Visiblement, l’accord nucléaire dépendait avant tout de la bonne volonté… occidentale. Fin novembre, un haut responsable avait déjà déclaré que la République islamique n’appliquerait pas l’accord nucléaire de Vienne si l’AIEA ne refermait pas formellement le dossier iranien le 15 décembre prochain… L’entendeur a entendu.
Victoire du camp progressiste aux USA
Bien que le Directeur général de l’AIEA ait déclaré que « l’héritage de méfiance entre l’Iran et la communauté internationale doit être surmonté », il parait clair que la volonté internationale est d’aller de l’avant.
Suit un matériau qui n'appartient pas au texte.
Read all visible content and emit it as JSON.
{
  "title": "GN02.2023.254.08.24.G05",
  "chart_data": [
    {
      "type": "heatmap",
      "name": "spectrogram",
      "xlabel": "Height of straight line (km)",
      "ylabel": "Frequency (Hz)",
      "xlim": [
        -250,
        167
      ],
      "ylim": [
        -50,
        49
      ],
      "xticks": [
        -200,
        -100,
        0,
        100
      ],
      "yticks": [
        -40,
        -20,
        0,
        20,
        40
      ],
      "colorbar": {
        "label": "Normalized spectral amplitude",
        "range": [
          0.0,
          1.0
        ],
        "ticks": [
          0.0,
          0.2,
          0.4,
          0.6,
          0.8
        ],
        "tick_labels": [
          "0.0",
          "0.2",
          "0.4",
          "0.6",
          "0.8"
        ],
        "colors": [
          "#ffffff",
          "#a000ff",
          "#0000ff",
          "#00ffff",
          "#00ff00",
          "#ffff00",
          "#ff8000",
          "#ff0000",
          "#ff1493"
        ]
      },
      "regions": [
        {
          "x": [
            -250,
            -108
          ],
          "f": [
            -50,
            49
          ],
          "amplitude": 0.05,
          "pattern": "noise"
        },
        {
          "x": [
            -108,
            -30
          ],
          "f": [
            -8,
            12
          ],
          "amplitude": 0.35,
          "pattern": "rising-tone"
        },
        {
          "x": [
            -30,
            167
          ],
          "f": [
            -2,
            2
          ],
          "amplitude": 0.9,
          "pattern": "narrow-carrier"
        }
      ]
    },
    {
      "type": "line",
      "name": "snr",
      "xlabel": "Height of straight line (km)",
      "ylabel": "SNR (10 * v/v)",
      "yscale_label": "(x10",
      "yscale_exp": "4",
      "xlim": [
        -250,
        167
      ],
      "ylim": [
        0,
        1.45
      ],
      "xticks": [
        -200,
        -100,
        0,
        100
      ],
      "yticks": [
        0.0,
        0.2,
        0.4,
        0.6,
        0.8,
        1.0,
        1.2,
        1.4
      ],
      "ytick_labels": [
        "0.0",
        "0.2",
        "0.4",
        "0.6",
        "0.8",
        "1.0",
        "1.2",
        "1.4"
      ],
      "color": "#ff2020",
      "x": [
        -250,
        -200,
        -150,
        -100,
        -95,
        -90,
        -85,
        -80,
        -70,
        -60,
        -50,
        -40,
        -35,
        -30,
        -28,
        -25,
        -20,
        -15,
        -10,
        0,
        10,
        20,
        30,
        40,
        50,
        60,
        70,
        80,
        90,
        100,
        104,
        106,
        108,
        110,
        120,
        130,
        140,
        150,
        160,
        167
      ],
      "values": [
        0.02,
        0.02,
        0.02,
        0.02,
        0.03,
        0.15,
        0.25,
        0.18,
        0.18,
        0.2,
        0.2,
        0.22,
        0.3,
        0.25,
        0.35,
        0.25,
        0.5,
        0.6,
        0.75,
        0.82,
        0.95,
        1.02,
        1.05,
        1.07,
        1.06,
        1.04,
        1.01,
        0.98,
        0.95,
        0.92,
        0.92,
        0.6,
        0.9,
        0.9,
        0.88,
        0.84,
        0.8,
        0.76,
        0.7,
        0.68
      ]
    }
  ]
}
Et qu’il y a un camp politique bien précis, américain, pour défendre cette vue.
Dès la publication du rapport de l’AEIA, 56 sénateurs républicains et démocrates ont fait part à Obama de leurs craintes : « L’échec de votre administration à donner suite aux déclarations de fermeté par des mesures tangibles constitue pour l’Iran une invitation à continuer de violer ses obligations et à menacer les Américains et nos alliés ».
Le désaccord politique américain est réel. Mais l’administration Obama ne s’arrêtera pas en si bon chemin, même sur une question aussi controversée : le camp progressiste doit l’emporter.
Déjà en septembre, il s’était appuyé sur les conséquences tordues de la loi Corker-Menendez, et, à deux voix près, l’accord iranien s’était trouvé entériné en dépit de la majorité des représentants du peuple. Pour l’Institut pour la science et la sécurité internationale, basé à Washington, il y a clairement bâclage : « La coopération iranienne n’était certainement pas suffisante pour clore le dossier ».
L’Occident contre Israël ?
Du côté européen, on suit à fond… Et le ministère iranien des Affaires étrangères s’est félicité de cette unanimité politique « sur le programme nucléaire pacifique de l’Iran ». Le président du Sénat français Gérard Larcher, s’est même payé le luxe de critiquer, tout récemment à Téhéran, la nouvelle politique américaine des visas qui pénalise les Européens s’étant rendu en Iran, estimant qu’elle signifiait « une marque de défiance »… et qu’elle s’opposait à l’esprit du rapport de l’AEIA.
Certes ! Mais cette décision a été celle du Congrès – pas d’Obama – qui se défend tant bien que mal contre cette politique volontariste iranienne.
Dont la tête dirigeante, il faut enfin le dire, achève de remiser Israël dans une place nettement moins confortable. Tel Aviv a davantage en tête le précédent rapport de l’AEIA publié en 2011 qui stipulait que l’Iran détenait toute la maîtrise des étapes essentielles à la mise au point d’une arme nucléaire…
Elle sait qui est son ennemi. Mais ses amis, elle ne sait plus vraiment… Son isolement sur la scène internationale a bien commencé.